[Cerpen] Kisahku Antara Kopi dan Menari

oleh

Oleh : Melati Simahbengi*

Kenangan waktu kecil menari-nari di pelupuk mataku. Betapa senang dan bahagianya juga kesediahan yang melekat dari kenangan itu. Bapak dan ibu seirama sekata dalam mendidik dan membesarkanku.

Tidak pernah terlihat sekali pun raut wajah cemberut dan kelelahan di wajah mereka berdua. Padahal aku sering membuat mereka kesal dan marah.

Meminta sesuatu selalu harus ada, jika tidak ada mau sekali mengamuk marah-marah tidak menentuh sampai guling-guling di atas tanah. Tanpa mau tahu bapak punya uang atau tidak, maunya aku jajan dan jajan.

Teringat kata-kata bapak kala itu dengan matanya yang melotot dan merah

“Kenapa kamu ini, Bengi?”

“Saya mau jajan, pak. Saya melihat jajanan kue enak-enak banyak sekali di rumahnya bibik. Saya minta kuenya satu terus dimaluinnya saya.

Dibilangnya bapak jongkok-jongkok saja di rumah tidak kerjaannya. Katanya anak peminta-minta jajan sementara tidak punya uang. Katanya bapak harus ke kebun sana!” Ungkapku dengan isak tangis.

“Kenapa seperti itu bibikmu itu kepada kamu? Anakku jangan pernah kau minta uang sama dia. Nanti dibilangnya bapak tidak ada uang dan pelit. Kamu harus rajin sekolah belajar yang bagus anakku biar menjadi orang sukses. InsyaAllah penghidupan kita akan berubah dan saudara mau mengakui kamu sebagai saudaranya. Gubuk tempat tinggal kita kau jadikan bak istana yang megah dan mewah”, papar bapak dengan air mata mengalir hingga ke dagunya.

***

Hari Minggu bapak sama ibu bersiap-siap mau ke kebun. Banyak benar persiapannya ada nasi dalam rantang, piring, gelas, gula, sayur, kerupuk, roti, dan kopi dalam termos.

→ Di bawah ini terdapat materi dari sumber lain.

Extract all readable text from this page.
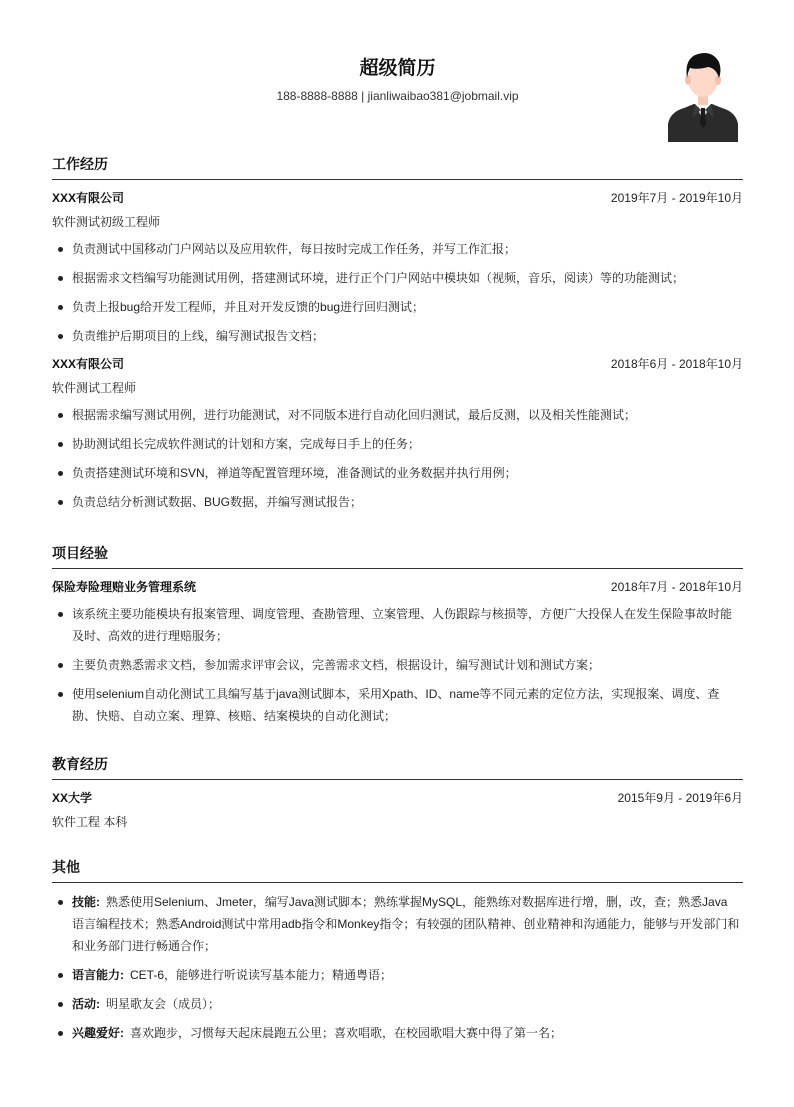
超级简历
188-8888-8888 | jianliwaibao381@jobmail.vip
工作经历
XXX有限公司	2019年7月 - 2019年10月
软件测试初级工程师
负责测试中国移动门户网站以及应用软件，每日按时完成工作任务，并写工作汇报；
根据需求文档编写功能测试用例，搭建测试环境，进行正个门户网站中模块如（视频，音乐，阅读）等的功能测试；
负责上报bug给开发工程师，并且对开发反馈的bug进行回归测试；
负责维护后期项目的上线，编写测试报告文档；
XXX有限公司	2018年6月 - 2018年10月
软件测试工程师
根据需求编写测试用例，进行功能测试，对不同版本进行自动化回归测试，最后反测，以及相关性能测试；
协助测试组长完成软件测试的计划和方案，完成每日手上的任务；
负责搭建测试环境和SVN，禅道等配置管理环境，准备测试的业务数据并执行用例；
负责总结分析测试数据、BUG数据，并编写测试报告；
项目经验
保险寿险理赔业务管理系统	2018年7月 - 2018年10月
该系统主要功能模块有报案管理、调度管理、查勘管理、立案管理、人伤跟踪与核损等，方便广大投保人在发生保险事故时能
及时、高效的进行理赔服务；
主要负责熟悉需求文档，参加需求评审会议，完善需求文档，根据设计，编写测试计划和测试方案；
使用selenium自动化测试工具编写基于java测试脚本，采用Xpath、ID、name等不同元素的定位方法，实现报案、调度、查
勘、快赔、自动立案、理算、核赔、结案模块的自动化测试；
教育经历
XX大学	2015年9月 - 2019年6月
软件工程 本科
其他
技能: 熟悉使用Selenium、Jmeter，编写Java测试脚本；熟练掌握MySQL，能熟练对数据库进行增，删，改，查；熟悉Java
语言编程技术；熟悉Android测试中常用adb指令和Monkey指令；有较强的团队精神、创业精神和沟通能力，能够与开发部门和
和业务部门进行畅通合作；
语言能力: CET-6，能够进行听说读写基本能力；精通粤语；
活动: 明星歌友会（成员）；
兴趣爱好: 喜欢跑步，习惯每天起床晨跑五公里；喜欢唱歌，在校园歌唱大赛中得了第一名；
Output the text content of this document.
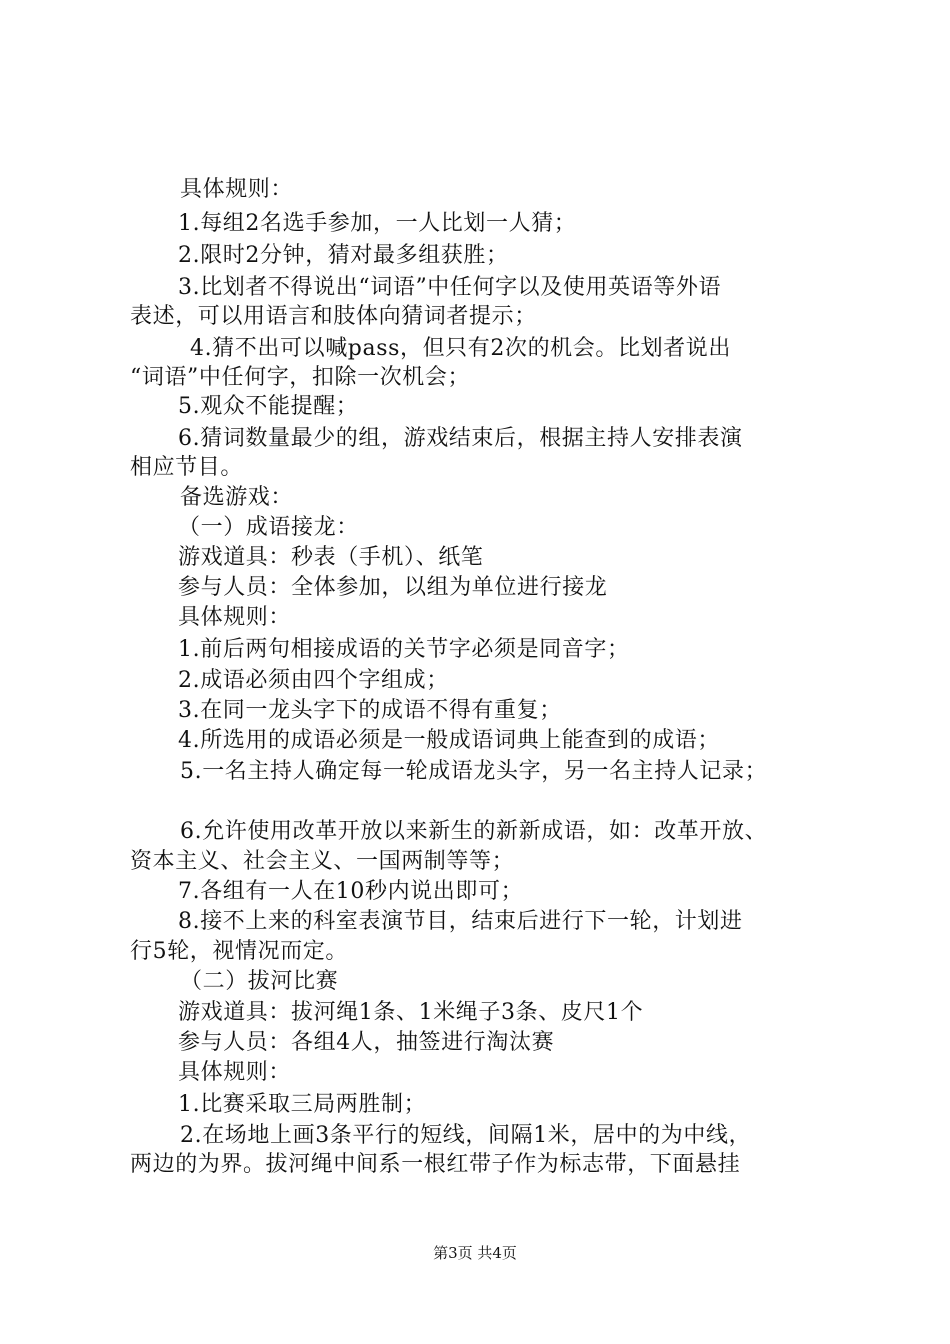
具体规则：
1.每组2名选手参加，一人比划一人猜；
2.限时2分钟，猜对最多组获胜；
3.比划者不得说出“词语”中任何字以及使用英语等外语
表述，可以用语言和肢体向猜词者提示；
4.猜不出可以喊pass，但只有2次的机会。比划者说出
“词语”中任何字，扣除一次机会；
5.观众不能提醒；
6.猜词数量最少的组，游戏结束后，根据主持人安排表演
相应节目。
备选游戏：
（一）成语接龙：
游戏道具：秒表（手机）、纸笔
参与人员：全体参加，以组为单位进行接龙
具体规则：
1.前后两句相接成语的关节字必须是同音字；
2.成语必须由四个字组成；
3.在同一龙头字下的成语不得有重复；
4.所选用的成语必须是一般成语词典上能查到的成语；
5.一名主持人确定每一轮成语龙头字，另一名主持人记录；
6.允许使用改革开放以来新生的新新成语，如：改革开放、
资本主义、社会主义、一国两制等等；
7.各组有一人在10秒内说出即可；
8.接不上来的科室表演节目，结束后进行下一轮，计划进
行5轮，视情况而定。
（二）拔河比赛
游戏道具：拔河绳1条、1米绳子3条、皮尺1个
参与人员：各组4人，抽签进行淘汰赛
具体规则：
1.比赛采取三局两胜制；
2.在场地上画3条平行的短线，间隔1米，居中的为中线，
两边的为界。拔河绳中间系一根红带子作为标志带，下面悬挂
第3页 共4页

Seru bapak kepada kami yang masih memasukkan barang-barang untuk ke kebun ke dalam keranjang.

“Kita harus cepat ke kebun! Kemarin bapak ke kebun banyak sekali buah kopi kita. Khawatir dicuri orang kalau kita tidak segera memetik kopi yang sudah saatnya dipanen itu.”

“Apa belanja dapur kita besok? Bagaimana uang sekolah dan jajan anak-anak, jika kita mengutip hari ini?” Timpal ibu dengan memikul keranjang berisi persiapan kami makan siang dan di tangannya memegang termos yang berisi air kopi.

Sahut bapak sembari mengunti pintu rumah kami yang berdinding papan dari kayu pinus, ukuran rumah sekitar 6 meter x 7 meter.

“Mari kita jalan ke kebun, pastikan semua barang tidak ada yang tertinggal”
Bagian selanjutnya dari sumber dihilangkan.